Il se passe des choses vraiment étranges dans ma bibliothèque.
Il faut que je confesse d'abord être de ces femmes qui trouvent qu'un nouveau sujet ne peut (ne doit ?) s'appréhender qu'avec l'aide de livres. Comment préparer une marinade ? Mitonner un plat de lasagnes ? des bouquins ! Comment rendre les enfants propres ? Les ados épanouis et accortes ? Des livres ! Les carrés potagers ? La souffrance au travail ? Les robes en jersey, les oiseaux des jardins ? Des livres, des livres, des livres ! Il m'en faut aussi, c'est plus reconnu, pour la critique littéraire, la philosophie. La poésie, les romans, les bandes dessinées… Vous voyez le tableau ? Malgré d'incessants désherbages, de nombreux dons, des dépôts en boîtes à livres, des prêts que je ne reverrai pas, j'en suis au point qu'on pourrait presque étalonner la classification Dewey d'après mon salon...

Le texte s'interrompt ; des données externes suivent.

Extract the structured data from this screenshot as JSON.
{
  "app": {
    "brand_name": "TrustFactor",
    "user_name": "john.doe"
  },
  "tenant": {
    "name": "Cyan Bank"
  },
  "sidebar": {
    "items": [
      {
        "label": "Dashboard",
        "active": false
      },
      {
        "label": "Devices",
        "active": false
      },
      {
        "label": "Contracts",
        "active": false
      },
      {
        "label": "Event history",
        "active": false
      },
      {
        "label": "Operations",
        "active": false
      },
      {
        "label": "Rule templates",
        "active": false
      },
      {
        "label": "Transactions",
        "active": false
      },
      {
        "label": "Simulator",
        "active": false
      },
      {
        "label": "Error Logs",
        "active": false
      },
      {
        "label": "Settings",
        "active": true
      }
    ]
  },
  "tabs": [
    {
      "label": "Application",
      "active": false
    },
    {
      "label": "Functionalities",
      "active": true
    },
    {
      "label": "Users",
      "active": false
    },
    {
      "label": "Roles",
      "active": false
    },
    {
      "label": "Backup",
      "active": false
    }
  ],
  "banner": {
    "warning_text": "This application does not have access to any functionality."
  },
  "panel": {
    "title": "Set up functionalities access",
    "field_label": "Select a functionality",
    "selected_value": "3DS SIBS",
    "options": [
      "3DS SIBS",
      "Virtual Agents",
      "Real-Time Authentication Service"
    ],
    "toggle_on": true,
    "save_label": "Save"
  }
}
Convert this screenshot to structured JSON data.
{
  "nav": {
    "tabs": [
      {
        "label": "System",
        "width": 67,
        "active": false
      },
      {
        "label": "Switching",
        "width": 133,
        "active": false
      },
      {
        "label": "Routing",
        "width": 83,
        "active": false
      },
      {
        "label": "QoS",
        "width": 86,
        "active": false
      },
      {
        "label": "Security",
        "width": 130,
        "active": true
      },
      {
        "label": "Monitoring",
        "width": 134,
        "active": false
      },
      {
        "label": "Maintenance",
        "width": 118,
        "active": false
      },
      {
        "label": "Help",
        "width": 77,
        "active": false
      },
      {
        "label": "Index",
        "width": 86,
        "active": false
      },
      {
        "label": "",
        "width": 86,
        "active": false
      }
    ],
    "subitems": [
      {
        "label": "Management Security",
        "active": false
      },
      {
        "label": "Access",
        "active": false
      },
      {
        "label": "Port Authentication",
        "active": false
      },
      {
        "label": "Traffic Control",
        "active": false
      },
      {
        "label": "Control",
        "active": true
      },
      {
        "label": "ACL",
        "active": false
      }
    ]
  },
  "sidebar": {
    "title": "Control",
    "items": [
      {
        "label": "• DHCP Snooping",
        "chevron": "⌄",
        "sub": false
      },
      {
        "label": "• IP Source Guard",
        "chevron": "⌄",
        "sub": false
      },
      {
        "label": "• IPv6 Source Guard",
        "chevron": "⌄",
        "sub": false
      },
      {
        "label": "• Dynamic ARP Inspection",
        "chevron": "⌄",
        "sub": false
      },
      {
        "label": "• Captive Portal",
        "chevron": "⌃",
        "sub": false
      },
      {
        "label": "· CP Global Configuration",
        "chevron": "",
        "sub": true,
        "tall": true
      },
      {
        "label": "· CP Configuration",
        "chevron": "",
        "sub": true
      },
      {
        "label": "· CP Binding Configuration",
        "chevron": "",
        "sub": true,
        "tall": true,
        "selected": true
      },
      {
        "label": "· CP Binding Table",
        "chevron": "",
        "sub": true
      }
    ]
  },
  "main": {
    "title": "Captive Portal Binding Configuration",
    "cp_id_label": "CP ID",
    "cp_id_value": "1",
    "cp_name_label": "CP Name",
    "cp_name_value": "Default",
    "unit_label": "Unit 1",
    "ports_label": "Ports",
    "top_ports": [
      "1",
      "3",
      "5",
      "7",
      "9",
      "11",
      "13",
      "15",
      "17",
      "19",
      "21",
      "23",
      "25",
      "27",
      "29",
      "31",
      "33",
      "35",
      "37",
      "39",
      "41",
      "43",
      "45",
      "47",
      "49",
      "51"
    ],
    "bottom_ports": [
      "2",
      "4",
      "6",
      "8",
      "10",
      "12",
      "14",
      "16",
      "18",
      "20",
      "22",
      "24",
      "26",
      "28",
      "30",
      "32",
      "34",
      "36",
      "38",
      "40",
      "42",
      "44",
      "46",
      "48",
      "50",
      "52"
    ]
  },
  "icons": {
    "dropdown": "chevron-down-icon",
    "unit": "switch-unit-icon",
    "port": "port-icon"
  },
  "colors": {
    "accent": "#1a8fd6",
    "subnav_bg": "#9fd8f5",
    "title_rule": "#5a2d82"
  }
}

Pour m'y retrouver, j'ai adopté un rangement par genres, et à l'intérieur de chacun, selon l'ordre alphabétique du nom des auteurs. Comme ça, à défaut de me souvenir toujours (hmm… presque jamais…) de ce que j'ai lu, j'ai au moins la facilité de savoir rapidement si l'ouvrage se trouve dans mes murs.
Ce préambule pour vous expliquer que La souris bleue, de Kate Atkinson, je l'ai rangée à côté de Transcription et L'homme est un dieu en ruine. Pas très loin d'Austen et d'Atwood. Est-ce que ceci explique cela ? J'avais acheté à ma libraire un roman policier. Il était réputé contenir 1°) un détective privé (Jackson Brodie), 2°) une enquête à Cambridge, 3°) une ou deux disparitions inquiétantes 4°) un assassinat non élucidé. Et puis, liste non exhaustive : des suspects, des preuves à charge, des alibis, des témoins, etc.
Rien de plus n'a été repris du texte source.